If parents put the time and effort they’re devoting to organizing pods into insisting on safe openings of schools, Hannah-Jones said all students would benefit. “If they were demanding that an actual federal plan come about and actual federal resources go into schools to ensure that the kids could go to school safely, think of the power of that. But they are not going to do that.
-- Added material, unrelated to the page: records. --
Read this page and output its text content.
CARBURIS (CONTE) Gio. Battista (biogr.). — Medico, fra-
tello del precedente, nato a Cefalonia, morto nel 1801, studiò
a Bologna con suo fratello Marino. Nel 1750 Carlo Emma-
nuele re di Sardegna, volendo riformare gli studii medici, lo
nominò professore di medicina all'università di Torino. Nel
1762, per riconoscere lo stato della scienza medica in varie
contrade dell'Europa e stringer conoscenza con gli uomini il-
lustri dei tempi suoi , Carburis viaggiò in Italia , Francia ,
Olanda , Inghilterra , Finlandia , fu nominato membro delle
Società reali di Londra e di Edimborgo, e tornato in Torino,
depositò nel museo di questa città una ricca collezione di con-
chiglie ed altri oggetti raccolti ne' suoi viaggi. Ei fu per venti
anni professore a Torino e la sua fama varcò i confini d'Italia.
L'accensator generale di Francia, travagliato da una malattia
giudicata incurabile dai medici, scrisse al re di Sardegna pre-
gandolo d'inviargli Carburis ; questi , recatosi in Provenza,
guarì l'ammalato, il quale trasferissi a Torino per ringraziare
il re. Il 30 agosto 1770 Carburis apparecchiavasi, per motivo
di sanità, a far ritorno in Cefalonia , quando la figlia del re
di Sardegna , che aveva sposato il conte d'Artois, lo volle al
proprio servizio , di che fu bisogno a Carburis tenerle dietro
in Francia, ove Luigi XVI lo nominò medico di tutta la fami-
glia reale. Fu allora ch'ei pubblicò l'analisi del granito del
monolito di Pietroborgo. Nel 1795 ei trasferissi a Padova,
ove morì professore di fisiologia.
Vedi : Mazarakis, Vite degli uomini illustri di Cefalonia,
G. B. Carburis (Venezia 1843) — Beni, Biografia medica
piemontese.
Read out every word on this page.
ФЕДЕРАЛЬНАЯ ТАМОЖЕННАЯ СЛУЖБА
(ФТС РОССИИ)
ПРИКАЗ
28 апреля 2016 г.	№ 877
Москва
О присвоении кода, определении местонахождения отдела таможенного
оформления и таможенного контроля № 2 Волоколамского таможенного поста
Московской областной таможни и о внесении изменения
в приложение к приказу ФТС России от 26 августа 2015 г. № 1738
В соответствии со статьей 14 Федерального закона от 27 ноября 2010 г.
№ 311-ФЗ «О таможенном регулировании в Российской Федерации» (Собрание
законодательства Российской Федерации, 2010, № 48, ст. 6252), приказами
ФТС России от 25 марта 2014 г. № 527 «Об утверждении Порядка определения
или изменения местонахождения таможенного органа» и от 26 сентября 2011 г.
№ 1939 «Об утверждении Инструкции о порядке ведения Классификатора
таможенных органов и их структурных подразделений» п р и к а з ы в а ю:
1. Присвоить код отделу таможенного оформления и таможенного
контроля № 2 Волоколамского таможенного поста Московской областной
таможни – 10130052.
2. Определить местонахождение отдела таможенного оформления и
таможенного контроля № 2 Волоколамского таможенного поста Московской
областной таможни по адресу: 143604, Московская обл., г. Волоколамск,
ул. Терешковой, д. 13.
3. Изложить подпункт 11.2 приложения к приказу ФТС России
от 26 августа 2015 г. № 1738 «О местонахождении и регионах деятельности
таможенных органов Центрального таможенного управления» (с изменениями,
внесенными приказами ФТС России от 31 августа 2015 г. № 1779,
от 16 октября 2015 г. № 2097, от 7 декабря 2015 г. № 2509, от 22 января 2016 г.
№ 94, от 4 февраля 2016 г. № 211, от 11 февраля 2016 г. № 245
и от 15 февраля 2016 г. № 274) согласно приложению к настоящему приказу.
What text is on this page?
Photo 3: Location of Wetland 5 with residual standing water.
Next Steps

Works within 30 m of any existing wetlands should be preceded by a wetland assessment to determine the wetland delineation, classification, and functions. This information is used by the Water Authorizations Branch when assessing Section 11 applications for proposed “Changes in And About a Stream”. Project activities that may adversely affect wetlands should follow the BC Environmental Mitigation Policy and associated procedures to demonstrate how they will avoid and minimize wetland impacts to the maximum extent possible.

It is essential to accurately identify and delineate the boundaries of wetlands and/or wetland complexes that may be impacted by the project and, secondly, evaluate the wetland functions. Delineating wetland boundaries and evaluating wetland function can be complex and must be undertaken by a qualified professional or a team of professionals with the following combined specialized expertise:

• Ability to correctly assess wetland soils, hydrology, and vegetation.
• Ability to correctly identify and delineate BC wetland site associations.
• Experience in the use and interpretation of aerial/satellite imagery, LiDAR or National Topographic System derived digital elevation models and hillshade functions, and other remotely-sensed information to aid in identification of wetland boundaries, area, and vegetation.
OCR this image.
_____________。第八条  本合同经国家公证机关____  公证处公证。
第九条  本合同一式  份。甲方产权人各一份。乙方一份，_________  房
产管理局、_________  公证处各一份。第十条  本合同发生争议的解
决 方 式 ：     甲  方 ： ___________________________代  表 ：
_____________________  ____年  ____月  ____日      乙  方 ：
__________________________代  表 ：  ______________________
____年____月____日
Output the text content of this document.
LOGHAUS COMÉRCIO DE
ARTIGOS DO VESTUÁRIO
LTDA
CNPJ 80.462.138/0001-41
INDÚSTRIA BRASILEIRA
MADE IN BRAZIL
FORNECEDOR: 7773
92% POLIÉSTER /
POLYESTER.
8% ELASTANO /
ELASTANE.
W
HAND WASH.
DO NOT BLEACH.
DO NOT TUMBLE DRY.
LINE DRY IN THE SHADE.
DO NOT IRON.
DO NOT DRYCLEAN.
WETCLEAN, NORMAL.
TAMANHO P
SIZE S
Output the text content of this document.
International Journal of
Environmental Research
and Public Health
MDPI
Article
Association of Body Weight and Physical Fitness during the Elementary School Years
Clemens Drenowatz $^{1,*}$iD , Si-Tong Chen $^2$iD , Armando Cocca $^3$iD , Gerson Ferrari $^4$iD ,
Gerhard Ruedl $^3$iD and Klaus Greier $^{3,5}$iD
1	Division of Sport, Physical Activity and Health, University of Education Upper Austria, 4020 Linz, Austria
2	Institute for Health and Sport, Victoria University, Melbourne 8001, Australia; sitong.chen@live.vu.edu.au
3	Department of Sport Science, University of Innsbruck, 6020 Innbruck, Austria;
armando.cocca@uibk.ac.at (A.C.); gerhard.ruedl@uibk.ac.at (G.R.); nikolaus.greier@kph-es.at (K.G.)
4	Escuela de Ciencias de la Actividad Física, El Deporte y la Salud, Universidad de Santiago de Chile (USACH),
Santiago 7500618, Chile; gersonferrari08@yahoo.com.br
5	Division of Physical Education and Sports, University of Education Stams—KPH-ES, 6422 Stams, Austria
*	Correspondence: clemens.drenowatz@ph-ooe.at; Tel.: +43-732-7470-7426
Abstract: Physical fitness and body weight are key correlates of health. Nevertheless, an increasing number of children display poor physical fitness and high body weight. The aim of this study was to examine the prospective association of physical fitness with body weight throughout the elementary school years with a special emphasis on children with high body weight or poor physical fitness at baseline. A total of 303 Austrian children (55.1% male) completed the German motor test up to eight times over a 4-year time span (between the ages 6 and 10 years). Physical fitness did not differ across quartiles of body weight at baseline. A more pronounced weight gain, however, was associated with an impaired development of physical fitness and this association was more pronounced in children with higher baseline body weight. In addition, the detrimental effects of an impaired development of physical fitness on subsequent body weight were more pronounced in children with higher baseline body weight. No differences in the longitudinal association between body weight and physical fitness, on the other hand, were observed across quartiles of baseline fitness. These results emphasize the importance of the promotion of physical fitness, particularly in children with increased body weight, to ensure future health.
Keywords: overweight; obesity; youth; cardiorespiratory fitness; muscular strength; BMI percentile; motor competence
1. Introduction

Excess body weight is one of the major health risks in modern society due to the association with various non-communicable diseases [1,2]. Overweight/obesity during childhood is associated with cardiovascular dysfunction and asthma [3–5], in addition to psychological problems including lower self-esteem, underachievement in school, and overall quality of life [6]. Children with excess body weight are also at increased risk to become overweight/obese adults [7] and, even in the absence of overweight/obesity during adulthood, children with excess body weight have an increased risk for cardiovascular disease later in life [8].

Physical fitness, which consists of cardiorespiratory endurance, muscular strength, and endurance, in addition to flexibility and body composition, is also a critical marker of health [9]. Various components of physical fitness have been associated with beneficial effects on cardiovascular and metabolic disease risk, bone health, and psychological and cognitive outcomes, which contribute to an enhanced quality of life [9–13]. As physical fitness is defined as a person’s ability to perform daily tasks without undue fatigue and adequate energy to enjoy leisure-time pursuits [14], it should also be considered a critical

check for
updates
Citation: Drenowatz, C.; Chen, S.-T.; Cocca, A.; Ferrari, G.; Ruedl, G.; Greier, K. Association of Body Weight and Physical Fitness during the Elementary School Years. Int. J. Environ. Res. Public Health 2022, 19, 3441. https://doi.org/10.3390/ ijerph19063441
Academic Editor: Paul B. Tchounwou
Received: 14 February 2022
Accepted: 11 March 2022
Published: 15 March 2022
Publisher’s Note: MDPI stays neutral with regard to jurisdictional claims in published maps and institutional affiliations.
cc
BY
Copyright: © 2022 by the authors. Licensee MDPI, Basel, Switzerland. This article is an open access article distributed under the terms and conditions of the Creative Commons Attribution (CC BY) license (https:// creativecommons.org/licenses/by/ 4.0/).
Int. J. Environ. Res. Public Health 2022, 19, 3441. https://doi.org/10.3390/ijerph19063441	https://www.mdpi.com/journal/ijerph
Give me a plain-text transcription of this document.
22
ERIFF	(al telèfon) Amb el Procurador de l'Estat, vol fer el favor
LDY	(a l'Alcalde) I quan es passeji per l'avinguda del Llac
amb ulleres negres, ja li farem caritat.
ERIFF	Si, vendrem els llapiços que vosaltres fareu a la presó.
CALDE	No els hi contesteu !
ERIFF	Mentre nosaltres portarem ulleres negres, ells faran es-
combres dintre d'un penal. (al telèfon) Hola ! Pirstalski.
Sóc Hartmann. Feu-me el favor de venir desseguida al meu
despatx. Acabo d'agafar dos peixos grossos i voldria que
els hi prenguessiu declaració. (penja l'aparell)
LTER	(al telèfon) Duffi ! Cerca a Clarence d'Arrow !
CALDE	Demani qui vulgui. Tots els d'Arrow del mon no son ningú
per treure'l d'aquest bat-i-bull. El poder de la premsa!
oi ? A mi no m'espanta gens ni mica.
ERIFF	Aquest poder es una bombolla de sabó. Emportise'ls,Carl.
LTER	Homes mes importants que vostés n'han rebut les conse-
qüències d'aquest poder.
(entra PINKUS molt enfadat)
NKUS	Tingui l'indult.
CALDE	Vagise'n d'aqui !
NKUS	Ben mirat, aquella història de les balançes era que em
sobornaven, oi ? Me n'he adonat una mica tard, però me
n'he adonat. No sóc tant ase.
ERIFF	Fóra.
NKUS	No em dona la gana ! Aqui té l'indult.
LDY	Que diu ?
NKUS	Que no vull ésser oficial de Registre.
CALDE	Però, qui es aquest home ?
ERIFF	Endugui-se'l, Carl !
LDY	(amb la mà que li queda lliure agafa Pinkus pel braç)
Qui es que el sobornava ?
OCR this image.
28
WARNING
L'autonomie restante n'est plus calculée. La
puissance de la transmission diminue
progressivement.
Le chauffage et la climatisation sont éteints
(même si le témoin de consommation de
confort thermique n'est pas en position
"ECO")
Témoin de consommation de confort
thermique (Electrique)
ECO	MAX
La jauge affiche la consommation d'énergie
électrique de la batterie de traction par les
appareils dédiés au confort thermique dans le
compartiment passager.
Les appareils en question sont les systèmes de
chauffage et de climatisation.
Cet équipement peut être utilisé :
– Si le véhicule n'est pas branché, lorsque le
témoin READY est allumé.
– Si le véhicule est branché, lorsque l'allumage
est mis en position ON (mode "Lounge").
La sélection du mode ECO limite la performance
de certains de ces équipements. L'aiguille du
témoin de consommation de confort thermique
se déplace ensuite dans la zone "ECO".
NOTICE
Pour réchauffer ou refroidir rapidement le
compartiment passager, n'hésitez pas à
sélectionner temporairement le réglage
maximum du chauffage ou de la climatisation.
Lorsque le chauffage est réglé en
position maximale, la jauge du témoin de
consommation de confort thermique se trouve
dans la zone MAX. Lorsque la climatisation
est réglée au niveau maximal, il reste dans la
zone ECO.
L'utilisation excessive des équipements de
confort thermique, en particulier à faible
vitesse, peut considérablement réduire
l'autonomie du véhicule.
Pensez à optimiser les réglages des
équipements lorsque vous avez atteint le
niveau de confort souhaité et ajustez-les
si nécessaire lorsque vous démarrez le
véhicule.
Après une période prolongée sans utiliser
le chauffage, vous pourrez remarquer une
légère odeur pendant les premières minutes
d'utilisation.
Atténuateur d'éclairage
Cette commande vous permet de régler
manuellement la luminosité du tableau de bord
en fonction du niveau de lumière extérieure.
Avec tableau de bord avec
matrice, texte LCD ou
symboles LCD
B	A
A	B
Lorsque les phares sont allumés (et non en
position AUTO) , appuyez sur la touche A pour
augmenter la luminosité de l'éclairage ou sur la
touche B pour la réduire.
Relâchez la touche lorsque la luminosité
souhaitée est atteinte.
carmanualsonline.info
They are going to do what they have always done, fight for their own kids,” she said.
District leaders understand the risks to equity from COVID-19, according to a nationally representative survey of school district leaders by the American Institutes for Research that examines how the shift to remote learning affected students and how schools sought to mitigate those impacts.
“The most common response expressed by districts was their concern for historically underserved students,” said Dia Jackson, an AIR senior researcher. “The impact of school closures and the economic impact of COVID-19 highlighted some of the deep economic inequities schools already faced.”
Among the preliminary findings of the institute’s survey released at the EWA seminar: On average, districts expected students in early elementary grades to spend 2.2 hours each day on instructional activities, while they expected high school students to spend 3.9 hours per day.
A district’s socio-economics affected the nature of instruction delivery. In nearly half of low-income districts, paper packets were a primary instruction component; the packets were a primary element in 18% of higher-income districts. About 39% of high-poverty districts provided live virtual classes as a primary component of instruction, compared to 55% of wealthier districts.
The AIR survey asked districts if remote learning focused mostly on new material, review of content from earlier in the year or a combination of both. Again, districts divided on economic lines with review being the main focus in 29% of poorer districts in K-5 classrooms, but only in 8% of higher-income ones. The pattern was similar in grades 6-12.
Participants in a webinar at the University of Southern California Center for Health Journalism also tackled the rise of learning pods among affluent parents frustrated with the remote classes and whether the trend could worsen the achievement gap.
“There is a question about whether school districts, if it’s going to happen, could help organize it, so it isn’t just for rich kids,” said W. Steven Barnett, senior co-director of the National Institute for Early Education Research. “But, boy, it is a tough problem to figure out. My nightmare scenario is that schools do not physically reopen, and their teachers are running these pods off the books for the rich kids.”
Pandemic pods have provoked strident social media debate about whether these micro schools are white flight in the age of COVID or an understandable reaction to the drawbacks of virtual learning. A pointed Twitter comment from Nashville Classical Charter School founder Charlie Friedman noted: “If you think these mostly white, middle-class ‘pandemic learning pods’ are bad, wait until I tell you about ‘the suburbs.’ This problem is real, but most of education’s ‘pandemic problems’ started a long time ago and won’t go away with a vaccine.”